Although breast is best, often some women struggle to start or sustain breastfeeding, says the RCM.
Informed choice must be promoted.
Guilt and peer pressure
The National Childbirth Trust says women can experience unacceptable levels of pressure however they feed their babies – from family and friends, as well as from people they hardly know.
Mothers who breastfeed their babies often feel pressurised and constrained about whether, where, how often, and how long they breastfeed. Similarly, mothers who use formula milk often feel judged or guilty too, particularly – but not only – if they planned to breastfeed.
Researchers at Liverpool University studied the experiences of more than 1,600 new mums in 2016. Among the 890 who did formula feeding, 67% reported feeling guilty, 68% felt stigmatised and 76% felt the need to defend their feeding choice.
Similar emotions were less common but still present among the breastfeeding mums, particularly for those who supplemented breastfeeding with formula.
Investigator Dr Victoria Fallon, from the university’s school of psychology, said: “We looked at a range of emotions and found that women who started exclusively breastfeeding but then stopped were most likely to feel guilty, while those who bottle-fed from birth often felt stigma.”
Breast, bottle or both
The UK has one of the lowest rates of breastfeeding in Europe.
Although most new mothers try it initially, less than half are still exclusively breastfeeding when their baby is six weeks old. This drops to about 1% at six months, figures suggest.
Experts recommend, whenever possible, babies should be exclusively breastfed for the first six months of their life, and breastfeeding should continue for up to two years alongside introducing solid foods.

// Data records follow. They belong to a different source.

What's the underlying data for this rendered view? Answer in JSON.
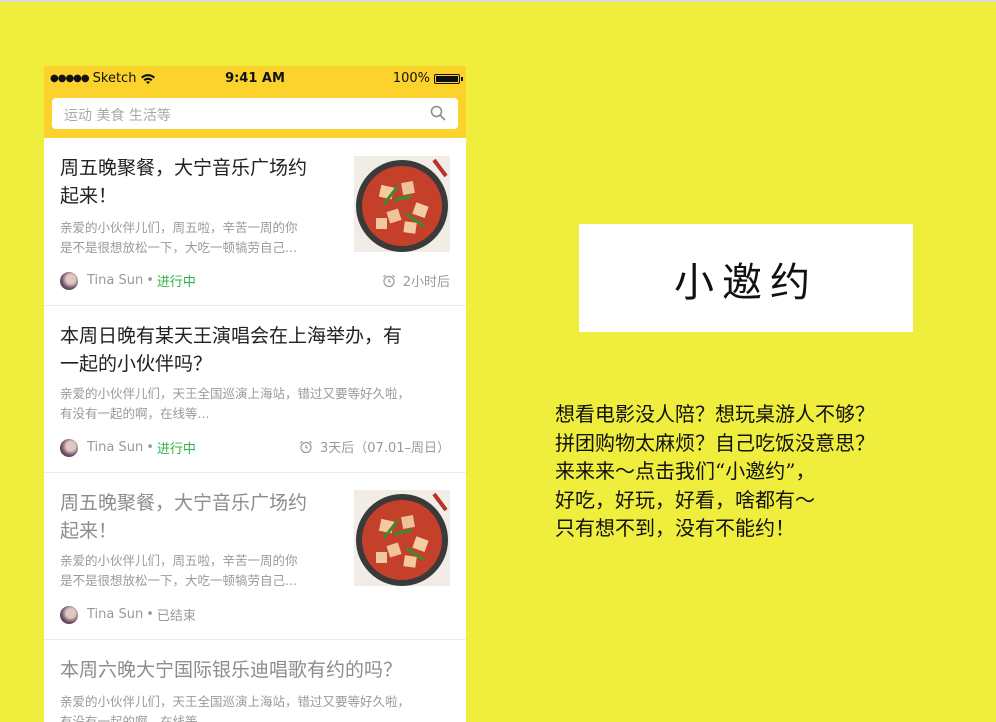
{
  "status_bar": {
    "carrier": "Sketch",
    "time": "9:41 AM",
    "battery": "100%"
  },
  "search": {
    "placeholder": "运动 美食 生活等"
  },
  "cards": [
    {
      "title_line1": "周五晚聚餐，大宁音乐广场约",
      "title_line2": "起来！",
      "desc_line1": "亲爱的小伙伴儿们，周五啦，辛苦一周的你",
      "desc_line2": "是不是很想放松一下，大吃一顿犒劳自己...",
      "author": "Tina Sun",
      "status": "进行中",
      "time": "2小时后"
    },
    {
      "title_line1": "本周日晚有某天王演唱会在上海举办，有",
      "title_line2": "一起的小伙伴吗？",
      "desc_line1": "亲爱的小伙伴儿们，天王全国巡演上海站，错过又要等好久啦，",
      "desc_line2": "有没有一起的啊，在线等...",
      "author": "Tina Sun",
      "status": "进行中",
      "time": "3天后（07.01–周日）"
    },
    {
      "title_line1": "周五晚聚餐，大宁音乐广场约",
      "title_line2": "起来！",
      "desc_line1": "亲爱的小伙伴儿们，周五啦，辛苦一周的你",
      "desc_line2": "是不是很想放松一下，大吃一顿犒劳自己...",
      "author": "Tina Sun",
      "status": "已结束"
    },
    {
      "title_line1": "本周六晚大宁国际银乐迪唱歌有约的吗？",
      "desc_line1": "亲爱的小伙伴儿们，天王全国巡演上海站，错过又要等好久啦，",
      "desc_line2": "有没有一起的啊，在线等..."
    }
  ],
  "logo": {
    "text": "小邀约"
  },
  "tagline": [
    "想看电影没人陪？想玩桌游人不够？",
    "拼团购物太麻烦？自己吃饭没意思？",
    "来来来～点击我们“小邀约”，",
    "好吃，好玩，好看，啥都有～",
    "只有想不到，没有不能约！"
  ],
  "colors": {
    "background": "#efee3c",
    "header": "#fcd22c",
    "status_active": "#2fb34a"
  }
}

But, ultimately, it should be the woman’s choice, says the RCM.
Chief Executive Gill Walton said: “The RCM believes that women should be at the centre of their own care and as with other areas of maternity care, midwives and maternity support workers should promote informed choice. If, after being given appropriate information, advice and support on breastfeeding, a woman chooses not to do so, or to give formula as well as breastfeeding, her choice must be respected.

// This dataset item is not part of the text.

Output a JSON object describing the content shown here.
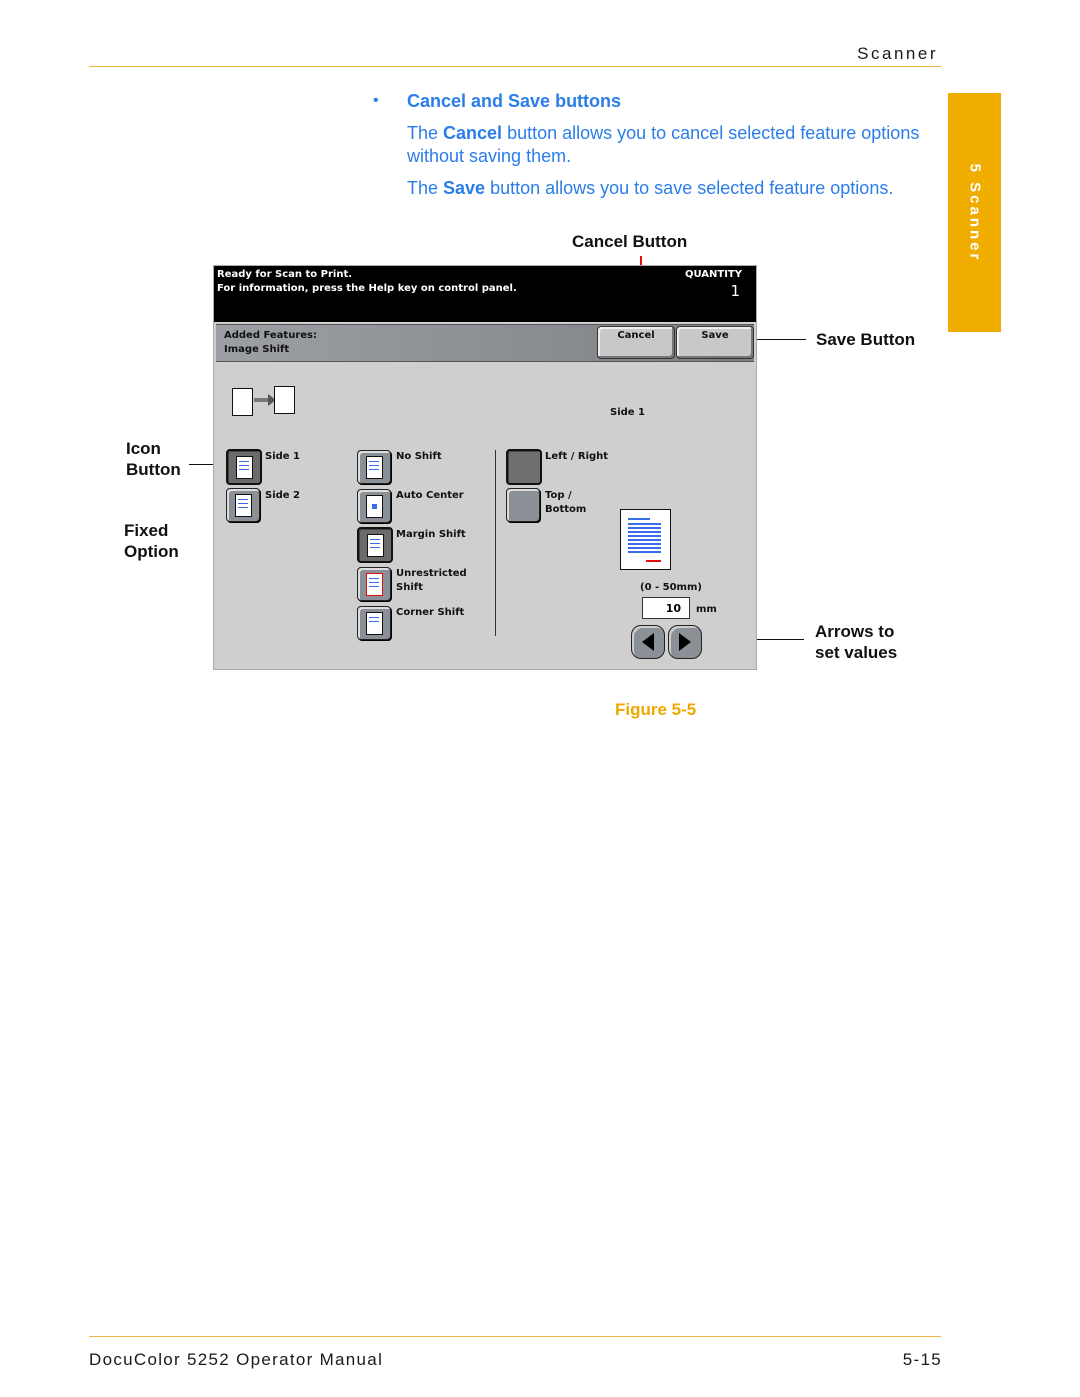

“We recognise that some women cannot or do not wish to breastfeed and rely on formula milk. They must be given all the advice and support they need on safe preparation of bottles and responsive feeding to develop a close and loving bond with their baby.”
Dr Fallon says the advice is a step in the right direction, but she is concerned that current breastfeeding promotional strategies are not “mum-friendly” enough and can foster negative emotional experiences.
“We can’t dispute the health benefits of breastfeeding, but in the UK we have one of the world’s worst breastfeeding rates even though lots of women do say they want to breastfeed.
“Breastfeeding promotion needs to be accompanied by practical and emotional support.”